Systemic FGF21 elevation in mice induces concentric cardiac hypertrophy. (a–i) Analysis of FGF21 transgenic (Tg) mice and wild-type littermates at 24 weeks of age unless otherwise indicated. (a) Body weight, (b) blood glucose levels, and (c) serum FGF21 levels. (d) Ejection fraction, (e) concentricity [relative wall thickness = (LVAW;d + LVPW;d)/LVID;d], and (f) left ventricular (LV) mass, as determined by echocardiography at 16 and 24 weeks of age. (g) Heart weight/body weight ratio, (h, i) wheat germ agglutinin staining of LV tissue (scale bar = 25 µm) and cardiac myocyte cross-section area. (j–o) Wildtype mice were injected i.v. with FGF21 or vehicle for five consecutive days before analysis on the 6th day. (j) LV anterior wall thickness (diastole), and (k) LV mass/body weight ratio, as determined by echocardiography. (l) Gravimetric heart weight/body weight ratio. (m) Hematoxylin and eosin-stained transverse heart sections (scale bar = 2 mm). (n, o) Wheat germ agglutinin staining of LV tissue (scale bar = 25 µm) and cardiac myocyte cross-section area.
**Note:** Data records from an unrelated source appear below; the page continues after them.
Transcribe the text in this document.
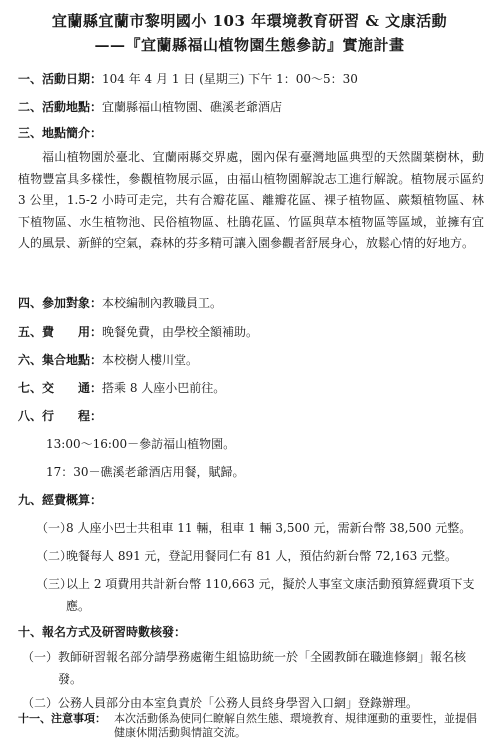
宜蘭縣宜蘭市黎明國小 103 年環境教育研習 & 文康活動
——『宜蘭縣福山植物園生態參訪』實施計畫
一、活動日期：104 年 4 月 1 日 (星期三) 下午 1：00～5：30
二、活動地點：宜蘭縣福山植物園、礁溪老爺酒店
三、地點簡介：
福山植物園於臺北、宜蘭兩縣交界處，園內保有臺灣地區典型的天然闊葉樹林，動植物豐富具多樣性，參觀植物展示區，由福山植物園解說志工進行解說。植物展示區約 3 公里，1.5-2 小時可走完，共有合瓣花區、離瓣花區、裸子植物區、蕨類植物區、林下植物區、水生植物池、民俗植物區、杜鵑花區、竹區與草本植物區等區域，並擁有宜人的風景、新鮮的空氣，森林的芬多精可讓入園參觀者舒展身心，放鬆心情的好地方。
四、參加對象：本校編制內教職員工。
五、費　　用：晚餐免費，由學校全額補助。
六、集合地點：本校樹人樓川堂。
七、交　　通：搭乘 8 人座小巴前往。
八、行　　程：
13:00～16:00－參訪福山植物園。
17：30－礁溪老爺酒店用餐，賦歸。
九、經費概算：
（一）
8 人座小巴士共租車 11 輛，租車 1 輛 3,500 元，需新台幣 38,500 元整。
（二）
晚餐每人 891 元，登記用餐同仁有 81 人，預估約新台幣 72,163 元整。
（三）
以上 2 項費用共計新台幣 110,663 元，擬於人事室文康活動預算經費項下支應。
十、報名方式及研習時數核發：
（一） 教師研習報名部分請學務處衛生組協助統一於「全國教師在職進修網」報名核發。
（二） 公務人員部分由本室負責於「公務人員終身學習入口網」登錄辦理。
十一、注意事項： 本次活動係為使同仁瞭解自然生態、環境教育、規律運動的重要性，並提倡健康休閒活動與情誼交流。
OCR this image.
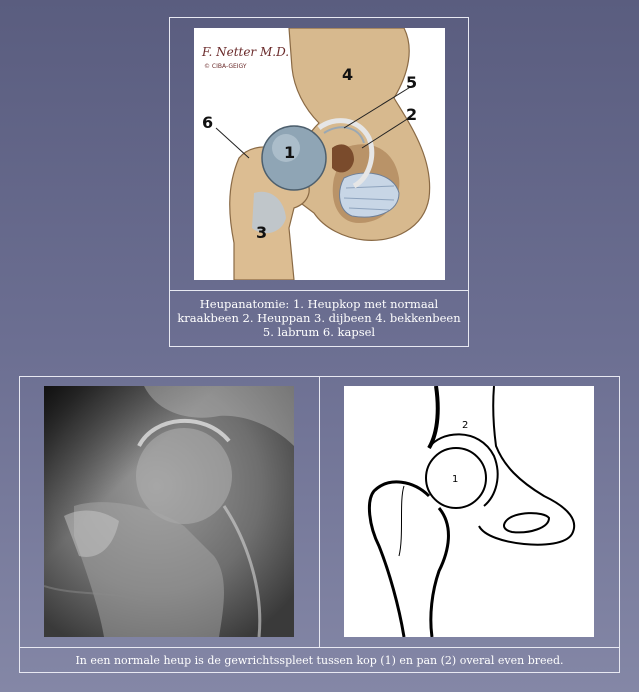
F. Netter M.D.
© CIBA-GEIGY
1
2
3
4	5
6
Heupanatomie: 1. Heupkop met normaal kraakbeen 2. Heuppan 3. dijbeen 4. bekkenbeen 5. labrum 6. kapsel
1
2
In een normale heup is de gewrichtsspleet tussen kop (1) en pan (2) overal even breed.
Statistical significance was determined by 2-way ANOVA with post-hoc testing with Sidak's multiple comparisons test (d–f), or by two-tailed t-test. All values are expressed as mean ± SEM. (a, b) N = 9; (c) N = 8–9; (d–f) N = 8, *p ≤ 0.05 vs. WT of same age; (g, i) N = 8, *p ≤ 0.05 vs. WT; (j–l, o), N = 10, *p ≤ 0.05 vs. vehicle. For the complete set of echocardiography parameters see Supplementary Tables 1 and 3.